Duckling tried to slow her breathing. She looked around for the chicken, but there were dozens of black chickens in the third bailey, scratching the ground in a self-important manner or sprawled in a dust bath. Their own chicken – their own Bayam – could have been any one of them.
Grandpa leaned on his cane as if he was old and frail, and could not walk without it. ‘Congratulations on your new position, Sergeant,’ he wheezed. ‘It is good to see a talented young man rise to the top. But really, you have completely misunderstood the situation. Arms-mistress Krieg and I—’
‘Shut up,’ snarled the sergeant, without even looking at Grandp
a. He jerked his head, and his soldiers began to hustle their prisoners across the third bailey.
The blades at Otte’s throat didn’t waver, not once. These men and women knew Krieg, and they weren’t taking any chances. As for those who surrounded Sooli, they were even more cautious. They behaved as if she was twice Krieg’s size and three times as dangerous. When she breathed in, their eyes narrowed. When she breathed out, their hands twitched on the hilts of their swords.
Sooli’s face was stony, and her chin was high in the air, as if the soldiers were an honour guard rather than her captors.
When they were halfway across the second bailey, Duckling’s grandpa began to speak in querulous tones, like someone who had fallen on hard times and wanted everyone to know how important he had once been.
‘You would not think it to look at me,’ he said to the soldier who gripped his arm, ‘but I have been taken into custody several times in my life. Each time was a mistake, mind you; I am the most law-abiding of citizens. But when a man sets out to do good to his fellow man, as I have done—’
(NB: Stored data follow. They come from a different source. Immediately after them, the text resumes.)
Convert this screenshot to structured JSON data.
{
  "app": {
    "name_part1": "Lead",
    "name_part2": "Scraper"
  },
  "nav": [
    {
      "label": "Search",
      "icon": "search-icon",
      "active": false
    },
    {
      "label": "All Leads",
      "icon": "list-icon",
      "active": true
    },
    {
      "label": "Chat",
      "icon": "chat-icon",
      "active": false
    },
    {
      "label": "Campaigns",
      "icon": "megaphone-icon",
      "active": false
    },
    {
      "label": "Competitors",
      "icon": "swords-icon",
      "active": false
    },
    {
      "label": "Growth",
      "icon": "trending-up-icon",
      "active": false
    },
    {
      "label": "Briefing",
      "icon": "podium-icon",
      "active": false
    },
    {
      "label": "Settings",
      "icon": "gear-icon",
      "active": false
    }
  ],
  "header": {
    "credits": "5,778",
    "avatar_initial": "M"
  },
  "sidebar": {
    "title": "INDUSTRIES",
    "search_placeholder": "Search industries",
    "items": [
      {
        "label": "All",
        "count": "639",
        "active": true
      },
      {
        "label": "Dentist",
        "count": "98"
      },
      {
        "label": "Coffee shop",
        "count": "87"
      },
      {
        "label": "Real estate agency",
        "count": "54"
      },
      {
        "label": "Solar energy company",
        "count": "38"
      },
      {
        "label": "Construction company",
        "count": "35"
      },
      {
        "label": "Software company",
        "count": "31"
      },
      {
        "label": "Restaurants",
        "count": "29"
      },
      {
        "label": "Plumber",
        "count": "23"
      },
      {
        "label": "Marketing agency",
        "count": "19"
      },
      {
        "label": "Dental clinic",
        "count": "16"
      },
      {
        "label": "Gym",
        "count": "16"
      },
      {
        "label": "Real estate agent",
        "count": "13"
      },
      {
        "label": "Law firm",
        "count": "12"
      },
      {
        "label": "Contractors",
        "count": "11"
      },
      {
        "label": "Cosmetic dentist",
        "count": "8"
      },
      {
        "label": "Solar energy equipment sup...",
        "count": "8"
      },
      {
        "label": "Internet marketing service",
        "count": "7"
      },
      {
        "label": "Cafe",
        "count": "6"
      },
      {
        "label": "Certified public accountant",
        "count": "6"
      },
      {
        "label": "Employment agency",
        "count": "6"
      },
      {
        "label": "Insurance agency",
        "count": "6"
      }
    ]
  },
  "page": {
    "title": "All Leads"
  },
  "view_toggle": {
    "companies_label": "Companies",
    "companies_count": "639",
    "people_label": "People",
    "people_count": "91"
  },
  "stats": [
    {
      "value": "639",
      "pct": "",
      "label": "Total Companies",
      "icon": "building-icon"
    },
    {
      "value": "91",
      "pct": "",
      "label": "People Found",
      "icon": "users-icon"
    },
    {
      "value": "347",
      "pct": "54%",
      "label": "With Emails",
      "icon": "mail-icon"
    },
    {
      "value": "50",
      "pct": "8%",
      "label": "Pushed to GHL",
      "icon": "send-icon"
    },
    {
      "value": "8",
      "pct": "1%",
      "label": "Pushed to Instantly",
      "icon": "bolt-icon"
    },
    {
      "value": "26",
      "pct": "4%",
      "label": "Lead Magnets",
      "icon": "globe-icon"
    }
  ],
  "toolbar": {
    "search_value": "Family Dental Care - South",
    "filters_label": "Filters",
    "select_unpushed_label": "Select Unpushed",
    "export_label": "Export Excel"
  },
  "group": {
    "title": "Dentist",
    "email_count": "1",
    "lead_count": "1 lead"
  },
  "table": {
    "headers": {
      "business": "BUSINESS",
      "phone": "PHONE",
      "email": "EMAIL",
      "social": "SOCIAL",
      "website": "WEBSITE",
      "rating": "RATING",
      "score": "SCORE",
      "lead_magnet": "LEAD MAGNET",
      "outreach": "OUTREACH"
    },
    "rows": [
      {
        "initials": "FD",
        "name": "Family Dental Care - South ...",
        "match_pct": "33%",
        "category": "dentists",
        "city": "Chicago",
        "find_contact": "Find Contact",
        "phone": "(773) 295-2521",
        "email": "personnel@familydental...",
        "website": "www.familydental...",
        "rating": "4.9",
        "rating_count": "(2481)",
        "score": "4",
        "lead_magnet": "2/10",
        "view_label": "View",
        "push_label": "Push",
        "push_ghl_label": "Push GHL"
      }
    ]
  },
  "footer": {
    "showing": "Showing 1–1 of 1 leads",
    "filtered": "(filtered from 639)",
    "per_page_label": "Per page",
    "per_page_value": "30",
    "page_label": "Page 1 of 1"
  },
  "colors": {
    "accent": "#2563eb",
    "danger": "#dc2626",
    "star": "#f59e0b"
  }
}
The soldiers shoved their captives through the gate and into the first bailey, where the five towers loomed, and the execution block stood on its platform, awaiting its next victim.
‘When a man sets out to do good to his fellow man, he must expect some inconveniences,’ quavered Grandpa. ‘Some misunderstandings, if you like. I am quite sure, however, that the Margrave will set everything right again. I have heard that he is a very fine young man. Upright, generous, but suitably fierce, or so I have been told—’
The prisoners were dragged past the Bear Tower and the Hawk Tower, past the Wolf Tower and the Lynx Tower, until at last they stood at the base of the Keep, with the worn stone steps in front of them and the stone gargoyles sneering down from above.
Duckling peered warily up at the gargoyles, which had tried to kill her once. She looked at Pummel, but he shook his head, as if to say, I can’t hear them talking. I think they are safe enough, for today at least.